Selon Leytner, il y avait un avantage à transformer le roman en film.
« Nous avons pu inclure davantage de scènes entre Franz et Freud, ce qui est une idée brillante d’une amitié inhabituelle. Nous avons également ajouté un certain nombre de scènes de rêve de Franz, qui se prêtent à un support visuel », a-t-il déclaré
On ne voit jamais Freud, qui a publié en 1899 le livre phare « L’interprétation des rêves », aider Franz à comprendre ses rêves. Lorsque vers la fin du film, Franz dit au professeur qu’il est frustré de ne pas pouvoir donner un sens à ce qu’il a écrit, Freud lui dit simplement : « Nous ne sommes pas dans le monde pour trouver des réponses, mais pour poser des questions ».

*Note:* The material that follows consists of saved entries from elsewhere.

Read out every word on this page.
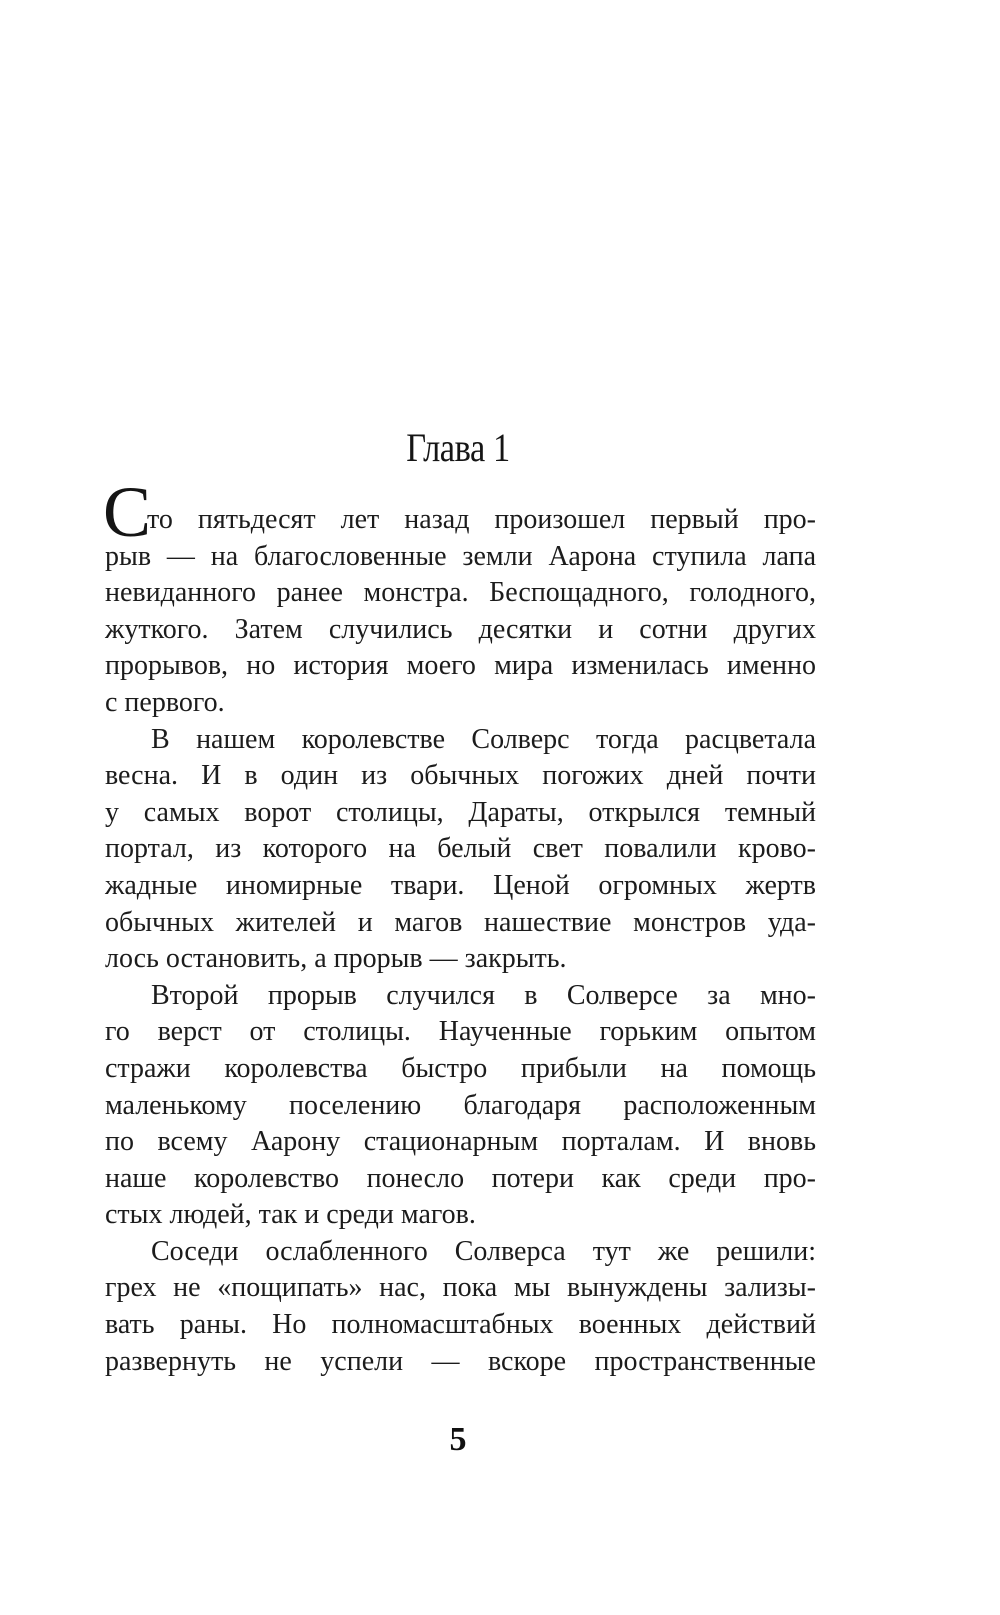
Глава 1
С
то пятьдесят лет назад произошел первый про-
рыв — на благословенные земли Аарона ступила лапа
невиданного ранее монстра. Беспощадного, голодного,
жуткого. Затем случились десятки и сотни других
прорывов, но история моего мира изменилась именно
с первого.
В нашем королевстве Солверс тогда расцветала
весна. И в один из обычных погожих дней почти
у самых ворот столицы, Дараты, открылся темный
портал, из которого на белый свет повалили крово-
жадные иномирные твари. Ценой огромных жертв
обычных жителей и магов нашествие монстров уда-
лось остановить, а прорыв — закрыть.
Второй прорыв случился в Солверсе за мно-
го верст от столицы. Наученные горьким опытом
стражи королевства быстро прибыли на помощь
маленькому поселению благодаря расположенным
по всему Аарону стационарным порталам. И вновь
наше королевство понесло потери как среди про-
стых людей, так и среди магов.
Соседи ослабленного Солверса тут же решили:
грех не «пощипать» нас, пока мы вынуждены зализы-
вать раны. Но полномасштабных военных действий
развернуть не успели — вскоре пространственные
5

Les spectateurs sont délibérément laissés à eux-mêmes pour analyser les scènes de rêve et identifier le langage symbolique visuel qui traverse le film.
Notamment, bien que Freud évite les histoires qui se passent dans la tête de Franz la nuit, il offre au garçon des conseils sur la façon d’interpréter le monde réel qui l’entoure.

« Ce n’est qu’avec beaucoup de courage, de persévérance ou de stupidité – de préférence les trois – que nous parvenons ici et là à laisser une trace », dit Freud.
Franz prend cela à cœur, pour le meilleur ou pour le pire.
« The Tobacconist » est un « petit » film avec un message considérable. Morzé y voit un avertissement pour la réalité politique actuelle, dans laquelle les libertés sont érodées ou menacées dans de nombreux pays.
« Cela montre ce que le fascisme et les partis radicaux peuvent faire. Les choses semblent avancer lentement, et puis soudain, on se retrouve en enfer », a déclaré Morzé.